Keep it clean

Ever wondered what happens to industrial wastewater after it goes down the drains? EBM looks at one sewage company's approach to effluent treatment


In the old days of sewage treatment, finding out whether there had been a consent breach was a thankless task. Teams from the treatment company and the Environment Agency had to visit each site, take samples, send them for analysis then wait 10 days for the results.

Not only was it incredibly labour-intensive, it also meant slow response times leading to high levels of environmental damage. “It meant that the Agency took a lot longer to inform us that there were problems,” says Andrew Hunt, Southern Water’s environmental services manager.

Thankfully, technology has moved on. About two years ago, Southern Water developed and installed a computerised system for effluent monitoring which reduces the risk of consent breaches at 180 of its wastewater treatment works – representing over 85% of the flow from 4m customers.

How it works

All sites are equipped with specially adapted turbidity monitors. These provide online data to a 24-hour control centre and a stand-alone telemetry archive. When a breach is about to occur, the control centre sends an email alert to operators for an immediate response. The monitors sit in the final effluent chamber and measure discharge cloudiness.

A bespoke computer application analyses archived data overnight, and sends email warnings to technical personnel the next morning. The latter application, proven over the past two years, has initiated over 1,400 process queries, resulting in a significant reduction in consent breaches.

“What we are trying to guard against are any sudden problems,” says Hunt. “The system looks for any change from a nice steady trend to an increase in effluent turbidity.”

It sounds simple but a number of technical challenges had to be solved before the system ran smoothly. There were two major hurdles – the fouling of the meter optics and ascertaining the relationship between turbidity and the consented parameters, biological oxygen demand (BOD) and suspended solids (SS).

Southern Water overcame the fouling of the optics by using a combination of wipers and blasts of compressed air. It also discovered that the relationship between turbidity, SS and BOD are different at each works. With this knowledge, alarms are set at site-specific levels.

With other data such as flow rates, temperature, and ammonia and phosphate levels also stored in the telemetry archive, turbidity can be aggregated against timescales as graphs or spreadsheets, ranging from a few hours to several years, using specially created software. This allows technical staff to investigate problems and advise operational personnel on how best to maintain the works under their control.

Benefits

Aside from the reduction in labour hours, there are obvious benefits to the technology. One is the speed of response. The alarm trigger-point is set below the breach level and the early warning allows the company to respond to the changing data trends and sort the problem out before a consent is breached.

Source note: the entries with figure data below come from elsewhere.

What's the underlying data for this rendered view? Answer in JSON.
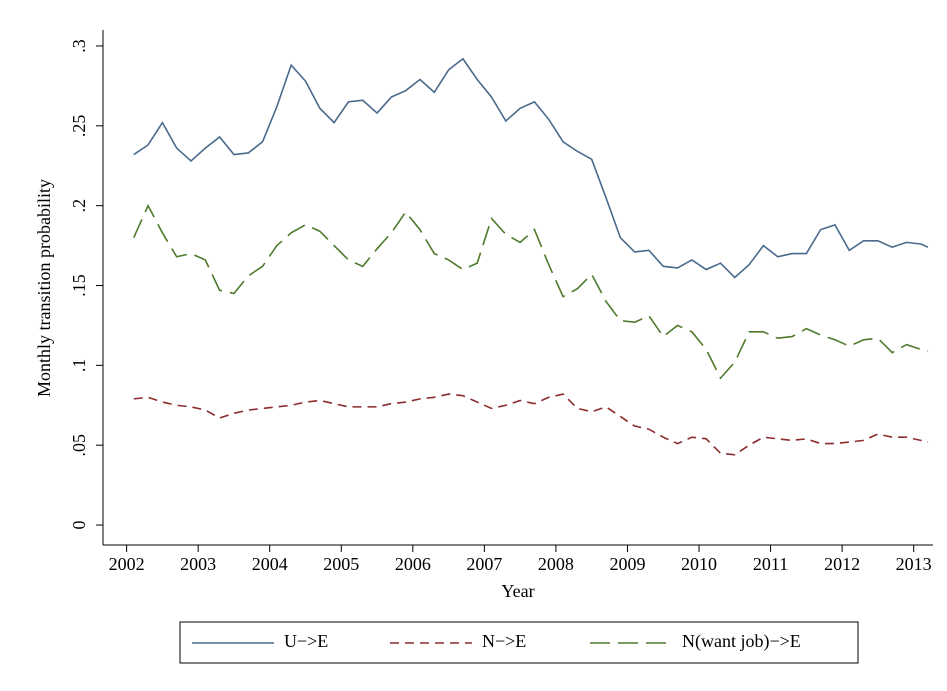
{
  "chart_data": {
    "type": "line",
    "xlabel": "Year",
    "ylabel": "Monthly transition probability",
    "x": [
      2002.1,
      2002.3,
      2002.5,
      2002.7,
      2002.9,
      2003.1,
      2003.3,
      2003.5,
      2003.7,
      2003.9,
      2004.1,
      2004.3,
      2004.5,
      2004.7,
      2004.9,
      2005.1,
      2005.3,
      2005.5,
      2005.7,
      2005.9,
      2006.1,
      2006.3,
      2006.5,
      2006.7,
      2006.9,
      2007.1,
      2007.3,
      2007.5,
      2007.7,
      2007.9,
      2008.1,
      2008.3,
      2008.5,
      2008.7,
      2008.9,
      2009.1,
      2009.3,
      2009.5,
      2009.7,
      2009.9,
      2010.1,
      2010.3,
      2010.5,
      2010.7,
      2010.9,
      2011.1,
      2011.3,
      2011.5,
      2011.7,
      2011.9,
      2012.1,
      2012.3,
      2012.5,
      2012.7,
      2012.9,
      2013.1,
      2013.2
    ],
    "series": [
      {
        "name": "U−>E",
        "color": "#4a6a8c",
        "dash": "solid",
        "values": [
          0.232,
          0.238,
          0.252,
          0.236,
          0.228,
          0.236,
          0.243,
          0.232,
          0.233,
          0.24,
          0.262,
          0.288,
          0.278,
          0.261,
          0.252,
          0.265,
          0.266,
          0.258,
          0.268,
          0.272,
          0.279,
          0.271,
          0.285,
          0.292,
          0.279,
          0.268,
          0.253,
          0.261,
          0.265,
          0.254,
          0.24,
          0.234,
          0.229,
          0.205,
          0.18,
          0.171,
          0.172,
          0.162,
          0.161,
          0.166,
          0.16,
          0.164,
          0.155,
          0.163,
          0.175,
          0.168,
          0.17,
          0.17,
          0.185,
          0.188,
          0.172,
          0.178,
          0.178,
          0.174,
          0.177,
          0.176,
          0.174
        ]
      },
      {
        "name": "N−>E",
        "color": "#8c2c2c",
        "dash": "short",
        "values": [
          0.079,
          0.08,
          0.077,
          0.075,
          0.074,
          0.072,
          0.067,
          0.07,
          0.072,
          0.073,
          0.074,
          0.075,
          0.077,
          0.078,
          0.076,
          0.074,
          0.074,
          0.074,
          0.076,
          0.077,
          0.079,
          0.08,
          0.082,
          0.081,
          0.077,
          0.073,
          0.075,
          0.078,
          0.076,
          0.08,
          0.082,
          0.073,
          0.071,
          0.074,
          0.068,
          0.062,
          0.06,
          0.055,
          0.051,
          0.055,
          0.054,
          0.045,
          0.044,
          0.05,
          0.055,
          0.054,
          0.053,
          0.054,
          0.051,
          0.051,
          0.052,
          0.053,
          0.057,
          0.055,
          0.055,
          0.053,
          0.052
        ]
      },
      {
        "name": "N(want job)−>E",
        "color": "#4f7a2c",
        "dash": "long",
        "values": [
          0.18,
          0.2,
          0.183,
          0.168,
          0.17,
          0.166,
          0.147,
          0.145,
          0.156,
          0.162,
          0.175,
          0.183,
          0.188,
          0.184,
          0.175,
          0.166,
          0.162,
          0.173,
          0.183,
          0.196,
          0.185,
          0.17,
          0.166,
          0.16,
          0.164,
          0.192,
          0.182,
          0.177,
          0.185,
          0.163,
          0.143,
          0.148,
          0.157,
          0.14,
          0.128,
          0.127,
          0.131,
          0.118,
          0.125,
          0.121,
          0.11,
          0.092,
          0.102,
          0.121,
          0.121,
          0.117,
          0.118,
          0.123,
          0.119,
          0.116,
          0.112,
          0.116,
          0.117,
          0.108,
          0.113,
          0.11,
          0.109
        ]
      }
    ],
    "xlim": [
      2001.67,
      2013.27
    ],
    "xticks": [
      2002,
      2003,
      2004,
      2005,
      2006,
      2007,
      2008,
      2009,
      2010,
      2011,
      2012,
      2013
    ],
    "ylim": [
      -0.0125,
      0.31
    ],
    "yticks": [
      0,
      {
        "value": 0.05,
        "label": ".05"
      },
      {
        "value": 0.1,
        "label": ".1"
      },
      {
        "value": 0.15,
        "label": ".15"
      },
      {
        "value": 0.2,
        "label": ".2"
      },
      {
        "value": 0.25,
        "label": ".25"
      },
      {
        "value": 0.3,
        "label": ".3"
      }
    ],
    "grid": false,
    "legend": "bottom"
  }
}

This has led to a better relationship with the Agency and Ofwat, the water industry regulator. Ofwat, under the terms of the Water Resource Act 1991 and the Urban Wastewater Treatment Directive 2000, looks at the compliance record of the water companies over a whole year and can issue fines.

Consent breaches are now monitored daily, whereas under the old system it was only 11 or 12 times a year. “This means we can check that there is no chance that the system is going to fail when the Environment Agency turns up to take a sample,” says Hunt.

It has also allowed Southern Water to challenge some of the sample results produced by the Agency when it thinks that a mistake has been made – which can happen four or five times a year.

Maintenance costs are reduced – an annual calibration visit is usually all that is required. It also targets the attention of scientists on the sites that need the most help. Their workload is managed by the consent alarms and sites with recurring problems can easily be identified.

At a cost of between £5,000-£7,500/unit/site, Southern Water feels it has made a sound investment. The number of breaches has dropped while the number of enquiries – email warnings – has risen. “That’s exactly the relationship you would want to see and one of the main reasons for putting the system in,” Hunt says.

For customers it means they can pump away industrial sludge with confidence.